You can also use a stone with a rough surface such as a sandstone to sharpen the edge. While sharp pointy tools are all well and good, you can never go wrong with having a blunt object to use for hammering or bludgeoning something such as a weighted club.
So I prefer to go back only to the early iron age. I have tried this, but stones available here in the Los Angeles area are mostly granite and limestone and do not work well for knapping.
Start at the crotch and lash securely to prevent the fork from splitting along the branch. Sorry, your blog cannot share posts by email.
You must log in to post a comment. Peck a rock to create a groove for tying the cordage to. The branch should have a fork at the end suitable for lashing the weighted stone into.
As an alternative, you can also make a spear by tying your knife onto a stick. Tie a 4-6 pound rock about 3-4 inches from the end of the club.
To construct a split-handle club:.
The same principle applies here. Simple Club A simple club begins with a tree branch and can be constructed just as you would a walking stick except on a smaller scale.
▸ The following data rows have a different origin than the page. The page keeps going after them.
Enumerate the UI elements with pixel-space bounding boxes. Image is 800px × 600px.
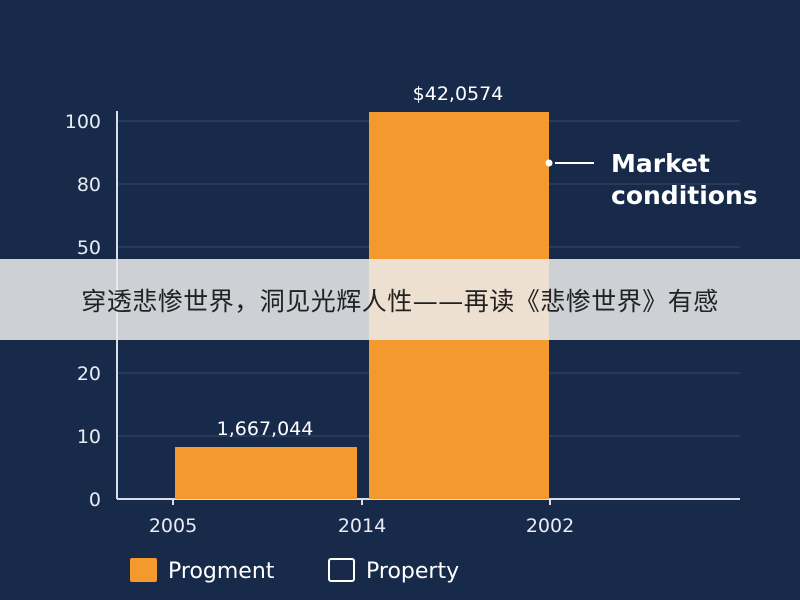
y-tick-label: 50 [77,237,101,259]
x-tick-label: 2014 [338,515,386,537]
annotation-text: Market [611,149,710,178]
x-tick-label: 2002 [526,515,574,537]
annotation-text: conditions [611,181,758,210]
title-banner: 穿透悲惨世界，洞见光辉人性——再读《悲惨世界》有感 [0,259,800,340]
bar [175,447,357,499]
annotation-dot [545,159,553,167]
y-tick-label: 10 [77,426,101,448]
y-tick-label: 100 [65,111,101,133]
bar-value-label: 1,667,044 [217,418,314,440]
bar-value-label: $42,0574 [413,83,504,105]
x-tick-label: 2005 [149,515,197,537]
legend-label: Progment [168,559,275,584]
y-tick-label: 80 [77,174,101,196]
y-tick-label: 20 [77,363,101,385]
banner-text: 穿透悲惨世界，洞见光辉人性——再读《悲惨世界》有感 [81,286,719,316]
y-tick-label: 0 [89,489,101,511]
legend-swatch-outline [328,558,355,582]
legend-swatch-filled [130,558,157,582]
legend-label: Property [366,559,459,584]
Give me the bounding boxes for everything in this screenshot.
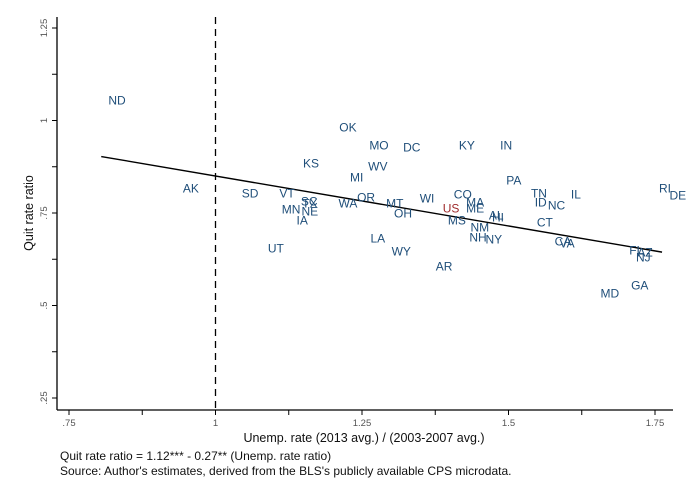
point-label-or: OR: [357, 191, 375, 205]
point-label-wy: WY: [392, 245, 411, 259]
point-label-me: ME: [466, 201, 484, 215]
point-label-nm: NM: [470, 221, 489, 235]
x-tick-label: 1.25: [353, 418, 372, 429]
y-axis-title: Quit rate ratio: [22, 175, 36, 251]
y-tick-label: 1: [39, 118, 50, 123]
point-label-wv: WV: [368, 160, 387, 174]
point-label-va: VA: [560, 236, 575, 250]
point-label-ms: MS: [448, 214, 466, 228]
point-label-mo: MO: [369, 138, 388, 152]
point-label-al: AL: [489, 208, 504, 222]
regression-fit-line: [101, 155, 663, 253]
point-label-sd: SD: [242, 187, 259, 201]
point-label-ar: AR: [436, 259, 453, 273]
point-label-vt: VT: [279, 187, 295, 201]
point-label-de: DE: [670, 188, 687, 202]
point-label-ga: GA: [631, 279, 648, 293]
y-tick-label: .75: [39, 206, 50, 219]
source-note: Source: Author's estimates, derived from…: [60, 464, 512, 478]
point-label-oh: OH: [394, 207, 412, 221]
y-tick-label: 1.25: [39, 19, 50, 38]
point-label-nj: NJ: [636, 251, 651, 265]
point-label-mt: MT: [386, 197, 404, 211]
point-label-nc: NC: [548, 198, 566, 212]
point-label-id: ID: [535, 195, 547, 209]
point-label-dc: DC: [403, 141, 421, 155]
point-label-il: IL: [571, 188, 581, 202]
point-label-az: AZ: [637, 245, 652, 259]
point-label-tx: TX: [302, 197, 317, 211]
point-label-wa: WA: [338, 197, 357, 211]
point-label-us: US: [443, 201, 460, 215]
point-label-tn: TN: [531, 187, 547, 201]
point-label-wi: WI: [420, 191, 435, 205]
point-label-ak: AK: [183, 181, 199, 195]
x-axis-title: Unemp. rate (2013 avg.) / (2003-2007 avg…: [243, 431, 484, 445]
axes-layer: .75 1 1.25 1.5 1.75 .25 .5 .75 1 1.25: [39, 17, 673, 429]
point-label-ct: CT: [537, 215, 554, 229]
fit-line-layer: [101, 155, 663, 253]
point-label-ks: KS: [303, 157, 319, 171]
point-label-nd: ND: [108, 94, 126, 108]
point-label-ca: CA: [555, 235, 572, 249]
point-label-ia: IA: [297, 214, 308, 228]
point-label-ny: NY: [486, 232, 503, 246]
point-label-in: IN: [500, 138, 512, 152]
y-tick-label: .5: [39, 302, 50, 310]
point-label-ma: MA: [466, 195, 484, 209]
point-label-pa: PA: [506, 174, 521, 188]
point-label-hi: HI: [492, 211, 504, 225]
point-label-ri: RI: [659, 181, 671, 195]
point-label-nh: NH: [469, 231, 486, 245]
point-label-ut: UT: [268, 242, 285, 256]
point-label-ky: KY: [459, 138, 475, 152]
x-tick-label: 1.5: [502, 418, 515, 429]
point-label-sc: SC: [301, 195, 318, 209]
regression-equation-note: Quit rate ratio = 1.12*** - 0.27** (Unem…: [60, 449, 332, 463]
x-tick-label: .75: [62, 418, 75, 429]
point-label-ok: OK: [339, 121, 356, 135]
point-label-mi: MI: [350, 171, 363, 185]
y-tick-label: .25: [39, 391, 50, 404]
point-label-mn: MN: [282, 202, 301, 216]
x-tick-label: 1.75: [646, 418, 665, 429]
point-label-co: CO: [454, 188, 472, 202]
point-label-la: LA: [370, 232, 385, 246]
x-tick-label: 1: [213, 418, 218, 429]
point-label-md: MD: [601, 286, 620, 300]
point-label-fl: FL: [629, 244, 643, 258]
point-label-ne: NE: [302, 205, 319, 219]
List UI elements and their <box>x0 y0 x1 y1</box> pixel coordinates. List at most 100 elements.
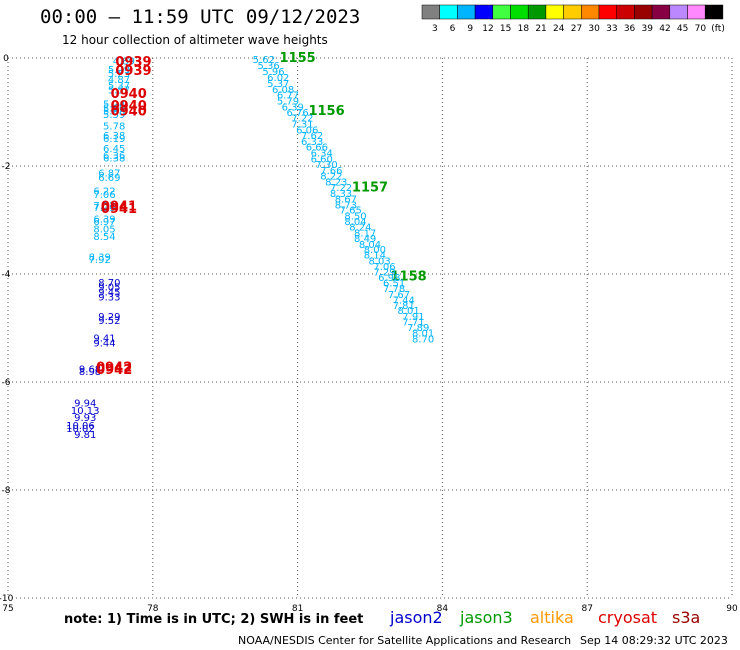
data-point-saral: 5.62 <box>253 55 275 66</box>
data-point-saral: 7.92 <box>89 255 111 266</box>
data-point-saral: 6.97 <box>93 217 115 228</box>
data-point-saral: 7.89 <box>407 323 429 334</box>
colorbar-swatch <box>510 4 529 20</box>
data-point-jason2: 9.05 <box>98 282 120 293</box>
data-point-saral: 5.58 <box>103 106 125 117</box>
colorbar-label: 33 <box>606 24 617 34</box>
colorbar-label: 42 <box>659 24 670 34</box>
data-point-saral: 8.22 <box>320 172 342 183</box>
data-point-saral: 8.04 <box>344 217 366 228</box>
data-point-cryosat: 0940 <box>111 104 147 119</box>
colorbar-swatch <box>651 4 671 20</box>
colorbar-swatch <box>634 4 653 20</box>
data-point-saral: 8.67 <box>335 194 357 205</box>
data-point-cryosat: 0940 <box>111 99 147 114</box>
data-point-saral: 6.77 <box>277 91 299 102</box>
colorbar-swatch <box>669 4 688 20</box>
data-point-cryosat: 0939 <box>115 55 151 70</box>
colorbar-swatch <box>545 4 564 20</box>
data-point-saral: 6.02 <box>267 73 289 84</box>
data-point-cryosat: 0942 <box>96 363 132 378</box>
colorbar-label: 12 <box>482 24 493 34</box>
data-point-saral: 7.52 <box>93 201 115 212</box>
data-point-saral: 5.79 <box>277 97 299 108</box>
footer-timestamp: Sep 14 08:29:32 UTC 2023 <box>580 634 728 647</box>
colorbar-swatch <box>563 4 582 20</box>
data-point-saral: 6.51 <box>383 279 405 290</box>
x-tick-label: 75 <box>2 604 13 614</box>
y-tick-label: -4 <box>2 270 11 280</box>
data-point-saral: 6.22 <box>93 186 115 197</box>
data-point-saral: 6.33 <box>301 137 323 148</box>
data-point-saral: 7.30 <box>315 160 337 171</box>
data-point-saral: 6.36 <box>103 151 125 162</box>
colorbar-label: 21 <box>535 24 546 34</box>
data-point-saral: 6.98 <box>378 273 400 284</box>
data-point-saral: 5.96 <box>262 67 284 78</box>
data-point-saral: 7.22 <box>291 113 313 124</box>
colorbar-label: 9 <box>467 24 473 34</box>
colorbar-label: (ft) <box>711 24 725 34</box>
data-point-saral: 7.44 <box>393 295 415 306</box>
data-point-saral: 5.37 <box>267 79 289 90</box>
data-point-jason2: 9.81 <box>74 430 96 441</box>
y-tick-label: -10 <box>0 594 14 604</box>
data-point-jason2: 8.70 <box>98 278 120 289</box>
data-point-cryosat: 0942 <box>96 360 132 375</box>
data-point-saral: 7.81 <box>393 301 415 312</box>
legend-jason3: jason3 <box>460 608 513 627</box>
data-point-cryosat: 0940 <box>111 87 147 102</box>
chart-title: 00:00 – 11:59 UTC 09/12/2023 <box>40 6 361 28</box>
note-text: note: 1) Time is in UTC; 2) SWH is in fe… <box>64 612 364 627</box>
colorbar-label: 39 <box>642 24 654 34</box>
colorbar-swatch <box>457 4 476 20</box>
data-point-saral: 8.04 <box>359 240 381 251</box>
data-point-saral: 6.69 <box>98 173 120 184</box>
legend-cryosat: cryosat <box>598 608 658 627</box>
colorbar-label: 24 <box>553 24 565 34</box>
data-point-saral: 8.49 <box>354 234 376 245</box>
data-point-saral: 6.39 <box>282 103 304 114</box>
data-point-saral: 7.62 <box>301 131 323 142</box>
data-point-jason3: 1155 <box>280 51 316 66</box>
data-point-saral: 7.06 <box>93 190 115 201</box>
y-tick-label: 0 <box>3 54 9 64</box>
colorbar-label: 30 <box>588 24 600 34</box>
colorbar-swatch <box>492 4 511 20</box>
data-point-saral: 6.76 <box>286 108 308 119</box>
data-point-saral: 7.71 <box>402 318 424 329</box>
colorbar-swatch <box>421 4 440 20</box>
data-point-jason2: 9.44 <box>93 339 115 350</box>
colorbar-label: 70 <box>695 24 707 34</box>
colorbar-swatch <box>527 4 547 20</box>
colorbar-swatch <box>474 4 494 20</box>
data-point-saral: 8.05 <box>93 225 115 236</box>
data-point-saral: 8.54 <box>93 232 115 243</box>
data-point-saral: 4.87 <box>108 75 130 86</box>
data-point-saral: 8.39 <box>89 253 111 264</box>
y-tick-label: -6 <box>2 378 11 388</box>
colorbar-swatch <box>616 4 635 20</box>
colorbar-swatch <box>439 4 458 20</box>
data-point-saral: 8.03 <box>369 257 391 268</box>
data-point-jason2: 10.13 <box>71 406 100 417</box>
data-point-saral: 5.37 <box>108 81 130 92</box>
data-point-saral: 6.39 <box>93 214 115 225</box>
colorbar-label: 36 <box>624 24 636 34</box>
data-point-saral: 8.33 <box>330 189 352 200</box>
data-point-jason2: 9.29 <box>98 312 120 323</box>
legend-altika: altika <box>530 608 574 627</box>
data-point-cryosat: 0941 <box>101 202 137 217</box>
data-point-saral: 8.14 <box>364 251 386 262</box>
data-point-jason2: 9.33 <box>98 293 120 304</box>
data-point-saral: 6.19 <box>103 134 125 145</box>
data-point-jason2: 10.02 <box>66 424 95 435</box>
x-tick-label: 81 <box>292 604 303 614</box>
data-point-cryosat: 0939 <box>115 64 151 79</box>
colorbar-swatch <box>581 4 600 20</box>
data-point-jason3: 1156 <box>308 104 344 119</box>
data-point-jason3: 1158 <box>391 270 427 285</box>
colorbar-swatch <box>704 4 724 20</box>
data-point-saral: 8.70 <box>412 334 434 345</box>
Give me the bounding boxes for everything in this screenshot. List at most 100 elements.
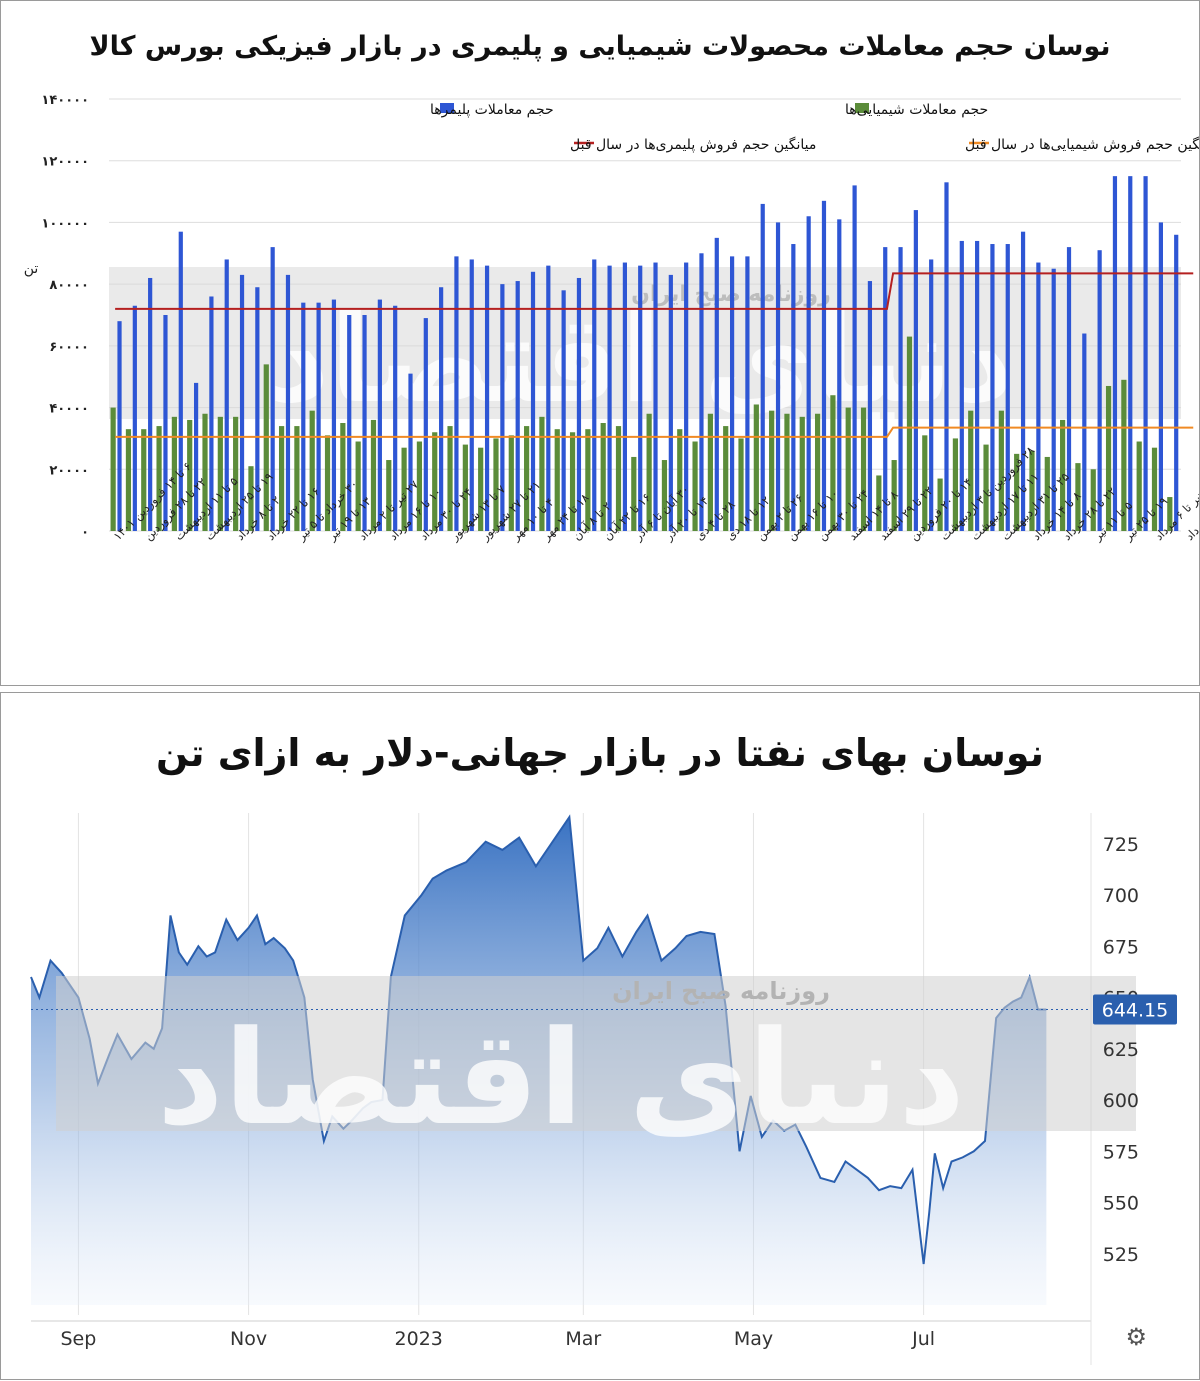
x-tick-label: Sep — [61, 1328, 97, 1350]
polymer-bar — [377, 299, 382, 531]
legend-label: میانگین حجم فروش پلیمری‌ها در سال قبل — [570, 136, 816, 153]
polymer-bar — [393, 305, 398, 531]
polymer-bar — [270, 247, 275, 531]
y-tick-label: ۸۰۰۰۰ — [49, 278, 89, 293]
y-tick-label: ۲۰۰۰۰ — [49, 463, 89, 478]
chemical-bar — [447, 426, 453, 531]
chemical-bar — [202, 413, 208, 531]
polymer-bar — [515, 281, 520, 531]
legend-label: حجم معاملات پلیمرها — [430, 102, 554, 118]
polymer-bar — [1158, 222, 1163, 531]
polymer-bar — [929, 259, 934, 531]
chemical-bar — [294, 426, 300, 531]
polymer-bar — [469, 259, 474, 531]
polymer-bar — [883, 247, 888, 531]
polymer-bar — [668, 274, 673, 531]
y-tick-label: 625 — [1103, 1039, 1139, 1061]
gear-icon[interactable]: ⚙ — [1125, 1323, 1147, 1351]
polymer-bar — [117, 321, 122, 531]
chemical-bar — [646, 413, 652, 531]
chemical-bar — [508, 435, 514, 531]
chemical-bar — [248, 466, 254, 531]
y-tick-label: 700 — [1103, 885, 1139, 907]
polymer-bar — [867, 281, 873, 531]
chemical-bar — [1029, 450, 1035, 531]
chemical-bar — [171, 416, 177, 531]
polymer-bar — [1128, 176, 1133, 531]
legend-label: حجم معاملات شیمیایی‌ها — [845, 102, 988, 118]
legend-swatch — [855, 103, 869, 113]
chemical-bar — [769, 410, 775, 531]
chemical-bar — [814, 413, 821, 531]
chemical-bar — [799, 416, 805, 531]
chemical-bar — [891, 460, 897, 531]
chemical-bar — [937, 478, 943, 531]
polymer-bar — [837, 219, 842, 532]
polymer-bar — [592, 259, 597, 531]
chemical-polymer-chart-panel: نوسان حجم معاملات محصولات شیمیایی و پلیم… — [0, 0, 1200, 686]
polymer-bar — [439, 287, 444, 531]
y-tick-label: ۶۰۰۰۰ — [49, 340, 89, 355]
chemical-bar — [278, 426, 285, 531]
chemical-bar — [539, 416, 545, 531]
naphtha-price-chart-panel: نوسان بهای نفتا در بازار جهانی-دلار به ا… — [0, 692, 1200, 1380]
y-tick-label: 550 — [1103, 1193, 1139, 1215]
chemical-bar — [983, 444, 989, 531]
polymer-bar — [255, 287, 260, 531]
polymer-bar — [316, 302, 321, 531]
polymer-bar — [1005, 244, 1010, 531]
polymer-bar — [821, 200, 827, 532]
chemical-bar — [370, 419, 377, 531]
polymer-bar — [347, 315, 352, 531]
y-tick-label: 725 — [1103, 834, 1139, 856]
polymer-bar — [760, 203, 765, 531]
chemical-bar — [1014, 453, 1020, 531]
chart2-plot: Sep Nov 2023 Mar May Jul روزنامه صبح ایراندنیا… — [30, 813, 1177, 1365]
y-tick-label: ۱۰۰۰۰۰ — [41, 216, 89, 231]
chemical-bar — [723, 426, 729, 531]
y-tick-label: ۰ — [81, 525, 89, 540]
x-tick-label: May — [734, 1328, 773, 1350]
chemical-bar — [845, 407, 851, 531]
chemical-bar — [876, 475, 882, 531]
polymer-bar — [1097, 250, 1102, 531]
polymer-bar — [423, 318, 428, 531]
polymer-bar — [638, 265, 643, 531]
price-line — [30, 814, 1047, 1265]
polymer-bar — [561, 290, 566, 531]
polymer-bar — [1020, 231, 1026, 531]
polymer-bar — [1082, 333, 1087, 531]
polymer-bar — [209, 296, 214, 531]
y-tick-label: ۴۰۰۰۰ — [49, 402, 89, 417]
chemical-bar — [998, 410, 1004, 531]
chemical-bar — [233, 416, 239, 531]
polymer-bar — [546, 265, 551, 531]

The hammer stone is a medium-sized, spherical rock, preferably made of granite, that will be used to smash, chisel, chip and shape the core rock. Pick the end of the stick that has a more rounded tip and use your stone knife to start shaving to create a spear.
If you are having troubling shaping the rock into a knife, you can opt to create stone blades instead. Chip away at the core rock until you get the general shape of a blade. Insert a stone into the split wood.
A Wrapped Handle club is created by shaving the end of the club thin enough to allow it to be wrapped around the weighted stone. Bind the split end tightly to secure the stone to the end of the club. This site uses Akismet to reduce spam.